A double dose of the Dream Theater keysman.

He’s renowned for his audacious keyboard work with Dream Theater, but there’s far more to Jordan Rudess’s musical persona than his on-stage keytar duels with guitarist John Petrucci.

Rudess is a classically trained pianist and the instrument remains a daily channel for his creative desires. Indeed, on such well-respected albums as Notes On A Dream, his solo works away from his DT ‘day job’ have often centred on the more stripped back and melodic elements. 

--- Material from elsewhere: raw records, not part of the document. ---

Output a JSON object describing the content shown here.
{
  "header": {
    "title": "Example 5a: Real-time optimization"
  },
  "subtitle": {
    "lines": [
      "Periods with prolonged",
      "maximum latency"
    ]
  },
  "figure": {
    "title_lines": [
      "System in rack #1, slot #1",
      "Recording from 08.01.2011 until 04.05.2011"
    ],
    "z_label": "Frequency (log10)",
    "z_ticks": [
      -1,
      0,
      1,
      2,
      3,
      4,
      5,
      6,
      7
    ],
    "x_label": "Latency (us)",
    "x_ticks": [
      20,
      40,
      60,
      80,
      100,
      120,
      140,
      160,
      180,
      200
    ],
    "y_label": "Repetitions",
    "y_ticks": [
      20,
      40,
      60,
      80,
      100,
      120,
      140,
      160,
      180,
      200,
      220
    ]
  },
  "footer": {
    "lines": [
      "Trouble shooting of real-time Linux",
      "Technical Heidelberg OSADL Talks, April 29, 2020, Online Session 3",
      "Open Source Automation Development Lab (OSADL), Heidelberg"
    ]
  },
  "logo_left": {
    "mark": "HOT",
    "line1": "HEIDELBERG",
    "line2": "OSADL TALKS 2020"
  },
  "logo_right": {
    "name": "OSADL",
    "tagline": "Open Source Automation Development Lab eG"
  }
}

Consequently, it’s unsurprising that these two albums have classical and orchestral roots, and demonstrate to any naysayers that his talent extends far beyond some of his more nimble fingered excesses. All That Is Now is a solo piano album that has grace in abundance and an exquisite charm that will captivate both lovers of classical music and the more progressively minded. 

In the past, there have been those who have dismissively suggested that on previous recordings, Rudess captured his superb technical ability at the expense of an inherent passion and soul. There’s also the central problem that solo piano music can often come across as lounge, simply existing to enhance ambiance. Neither accusation applies here, as this is an album that plainly demands attention. The Telling and Looking Beyond manage to remain both powerful and subtle, with striking, opulent melodies showcasing his masterful technique. The same can be said of Flash Of Hope, reminiscent of Rick Wakeman’s finer moments. The lack of electricity, vocals and his more explosive, trademark keyboard riffs might deter some DT-heads, but this is still a passionate and hugely rewarding listen.

In contrast, Explorations is rather more adventurous, supplementing that aforementioned classical flair with an orchestra complete with strings and brass section. The album’s lengthy title track is split into three segments, each of which seamlessly mix together all the elements which have made Rudess so well regarded. There are moments of soothing strings, interspersed with DT-esque keyboard runs, and dark, domineering brass. Indeed, such is the depth of the music – notably on The Untouchable Truth – that there’s plenty to suggest that if Rudess ever tires of the Dream Theater merry-go-round, a lucrative career creating film scores beckons. Similarly rounded, Over The Edge is Rudess’ deliberate attempt to write the “craziest prog piece ever”. He comes pretty close, and these two mesmerising collections will only enhance his already soaring reputation.